A mix-and-match milestone
Scientists have wondered what would happen if the initial dose of one COVID-19 vaccine was followed by a second dose from another vaccine. A few so-called "mix-and-match" clinical studies have been undertaken to find the answer. On May 18, the first results from one of those studies were announced.
Researchers at the Carlos III Health Institute in Spain recruited participants for the CombiVacS clinical study who had received only a single dose of AstraZeneca's (AZN -1.48%) vaccine within the previous eight weeks. Instead of administering the second dose of AstraZeneca's vaccine, the Spanish team gave the participants Pfizer's and BioNTech's COVID-19 vaccine instead.

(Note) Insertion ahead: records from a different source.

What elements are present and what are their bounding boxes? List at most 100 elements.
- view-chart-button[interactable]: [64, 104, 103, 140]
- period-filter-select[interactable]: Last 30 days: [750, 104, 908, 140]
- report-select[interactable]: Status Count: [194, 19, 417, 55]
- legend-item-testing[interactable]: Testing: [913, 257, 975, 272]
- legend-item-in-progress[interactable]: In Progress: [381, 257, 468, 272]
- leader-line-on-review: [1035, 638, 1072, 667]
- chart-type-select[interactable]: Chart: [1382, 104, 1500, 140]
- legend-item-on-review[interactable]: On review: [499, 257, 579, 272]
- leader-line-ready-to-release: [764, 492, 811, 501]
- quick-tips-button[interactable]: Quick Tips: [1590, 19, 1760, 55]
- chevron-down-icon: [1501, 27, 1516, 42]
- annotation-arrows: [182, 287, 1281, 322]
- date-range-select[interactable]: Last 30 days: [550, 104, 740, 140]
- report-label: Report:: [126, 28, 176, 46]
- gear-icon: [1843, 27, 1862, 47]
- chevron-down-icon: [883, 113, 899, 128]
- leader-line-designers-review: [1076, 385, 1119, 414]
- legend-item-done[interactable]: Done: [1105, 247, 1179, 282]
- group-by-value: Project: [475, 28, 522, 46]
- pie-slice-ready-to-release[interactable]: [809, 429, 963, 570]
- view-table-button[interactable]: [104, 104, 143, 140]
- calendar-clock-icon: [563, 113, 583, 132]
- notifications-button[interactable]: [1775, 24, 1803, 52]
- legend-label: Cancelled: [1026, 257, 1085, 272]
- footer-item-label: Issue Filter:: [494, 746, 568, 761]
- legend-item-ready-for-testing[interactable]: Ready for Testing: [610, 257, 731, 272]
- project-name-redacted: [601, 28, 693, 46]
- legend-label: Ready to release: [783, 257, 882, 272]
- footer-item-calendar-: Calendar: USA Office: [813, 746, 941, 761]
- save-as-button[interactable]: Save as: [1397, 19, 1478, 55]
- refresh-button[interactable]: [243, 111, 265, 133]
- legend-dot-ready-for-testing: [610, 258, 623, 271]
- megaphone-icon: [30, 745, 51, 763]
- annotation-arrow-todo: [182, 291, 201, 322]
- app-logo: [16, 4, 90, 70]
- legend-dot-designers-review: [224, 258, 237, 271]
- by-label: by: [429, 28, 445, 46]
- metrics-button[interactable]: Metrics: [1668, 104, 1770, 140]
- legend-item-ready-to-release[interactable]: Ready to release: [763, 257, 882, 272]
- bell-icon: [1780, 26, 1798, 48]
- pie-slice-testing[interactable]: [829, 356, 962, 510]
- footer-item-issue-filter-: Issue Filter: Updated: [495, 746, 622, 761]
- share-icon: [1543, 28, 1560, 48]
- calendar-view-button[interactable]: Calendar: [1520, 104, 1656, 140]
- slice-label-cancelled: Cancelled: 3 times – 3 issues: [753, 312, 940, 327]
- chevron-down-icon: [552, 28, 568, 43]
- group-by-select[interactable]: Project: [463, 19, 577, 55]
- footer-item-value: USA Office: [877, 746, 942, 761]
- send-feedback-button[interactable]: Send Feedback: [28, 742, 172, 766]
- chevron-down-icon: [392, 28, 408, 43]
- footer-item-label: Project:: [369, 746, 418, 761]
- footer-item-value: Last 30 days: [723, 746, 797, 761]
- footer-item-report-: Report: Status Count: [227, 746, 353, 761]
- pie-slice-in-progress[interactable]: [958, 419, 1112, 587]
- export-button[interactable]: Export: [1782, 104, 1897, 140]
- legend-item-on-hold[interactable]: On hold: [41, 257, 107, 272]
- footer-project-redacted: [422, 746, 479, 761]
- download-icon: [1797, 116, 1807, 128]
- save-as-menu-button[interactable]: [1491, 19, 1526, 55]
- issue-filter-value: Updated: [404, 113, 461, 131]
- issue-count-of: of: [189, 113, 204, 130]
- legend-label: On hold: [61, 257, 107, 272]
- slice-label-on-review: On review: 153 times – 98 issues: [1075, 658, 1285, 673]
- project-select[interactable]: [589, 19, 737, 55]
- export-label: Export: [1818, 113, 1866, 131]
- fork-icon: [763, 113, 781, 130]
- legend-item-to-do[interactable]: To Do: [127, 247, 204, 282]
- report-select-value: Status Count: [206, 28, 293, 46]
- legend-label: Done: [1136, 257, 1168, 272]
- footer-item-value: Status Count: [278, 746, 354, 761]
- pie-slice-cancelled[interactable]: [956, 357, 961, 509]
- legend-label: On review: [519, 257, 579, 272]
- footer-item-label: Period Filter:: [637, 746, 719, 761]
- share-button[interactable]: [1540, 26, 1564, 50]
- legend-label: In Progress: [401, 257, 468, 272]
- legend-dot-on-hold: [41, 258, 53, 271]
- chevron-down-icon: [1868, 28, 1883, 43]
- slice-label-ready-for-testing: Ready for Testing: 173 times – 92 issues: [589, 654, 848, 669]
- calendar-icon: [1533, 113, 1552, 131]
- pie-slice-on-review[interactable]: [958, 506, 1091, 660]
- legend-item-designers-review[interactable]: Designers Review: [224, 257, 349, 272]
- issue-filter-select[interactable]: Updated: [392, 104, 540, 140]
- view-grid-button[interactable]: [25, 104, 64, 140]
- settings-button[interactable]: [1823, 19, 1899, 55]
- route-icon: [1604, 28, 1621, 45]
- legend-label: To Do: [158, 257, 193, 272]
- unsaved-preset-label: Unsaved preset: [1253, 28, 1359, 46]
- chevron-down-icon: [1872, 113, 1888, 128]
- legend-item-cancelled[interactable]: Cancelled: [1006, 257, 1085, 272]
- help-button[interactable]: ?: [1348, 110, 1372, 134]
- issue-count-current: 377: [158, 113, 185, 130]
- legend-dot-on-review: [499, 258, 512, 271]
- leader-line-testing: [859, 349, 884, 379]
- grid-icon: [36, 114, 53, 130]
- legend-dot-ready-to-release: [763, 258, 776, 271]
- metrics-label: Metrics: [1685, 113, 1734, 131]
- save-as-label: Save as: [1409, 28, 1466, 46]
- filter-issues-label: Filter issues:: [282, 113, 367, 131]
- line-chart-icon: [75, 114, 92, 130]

What happened? Participants receiving a first dose of the AstraZeneca vaccine followed by a second dose of the Pfizer vaccine experienced immune system responses that were "greatly enhanced." The researchers reported that antibody levels for this group were at least 40 times higher than for individuals who only received a single dose of AstraZeneca's vaccine. These antibody levels were also higher than those reported for individuals who received two doses of the Pfizer vaccine.
Side effects were similar to those observed in the past with the Pfizer vaccine. There were no adverse effects that required special medical attention or hospitalization. The most common side effects were headache, malaise, nausea, cough, and fever, most of which were mild cases.
Bad for Pfizer?
It's easy to see how these mix-and-match results might negatively impact the sales of Pfizer's vaccine. If a combination of one dose of the AstraZeneca vaccine with a second dose of the Pfizer vaccine is more effective than two doses of the Pfizer vaccine, governments could want to take this approach. In theory, that could slash Pfizer's sales in half.
But don't put the cart before the horse: The Spanish clinical study hasn't been peer-reviewed yet. Also, the study itself was relatively small -- only 673 people in total, with 443 receiving the mix-and-match doses and 232 only receiving the first AstraZeneca dose.
The European Union isn't likely to want to go with a mix of AstraZeneca and Pfizer vaccines, however. The EU is suing AstraZeneca over allegedly failing to meet its supply commitments. This dispute played a major role in Pfizer and BioNTech winning a big supply deal that covers the next couple of years.
Even if the findings made by the Spanish researchers are eventually confirmed, it could still be too late to make much of a difference. There's a good chance that in future, only single-dose annual vaccinations will be required. If that's the case, any advantages offered by a two-dose regimen, including one combining AstraZeneca's and Pfizer's vaccines, could be irrelevant.
What really matters
Results from the mix-and-match studies probably won't present major problems for Pfizer (or for any of the other leading vaccine makers, for that matter). What really matters for the company is how frequently booster doses will be needed.
The answer to that question probably won't be answered until sometime this fall. Meanwhile, investors appear to be discounting the likelihood that Pfizer will be able to count on huge recurring revenue for years to come: The big pharma stock trades at only around 12 times expected earnings. Should COVID-19 vaccines be needed at least once per year from here on out, Pfizer could be viewed, in retrospect, as a bargain at its current price.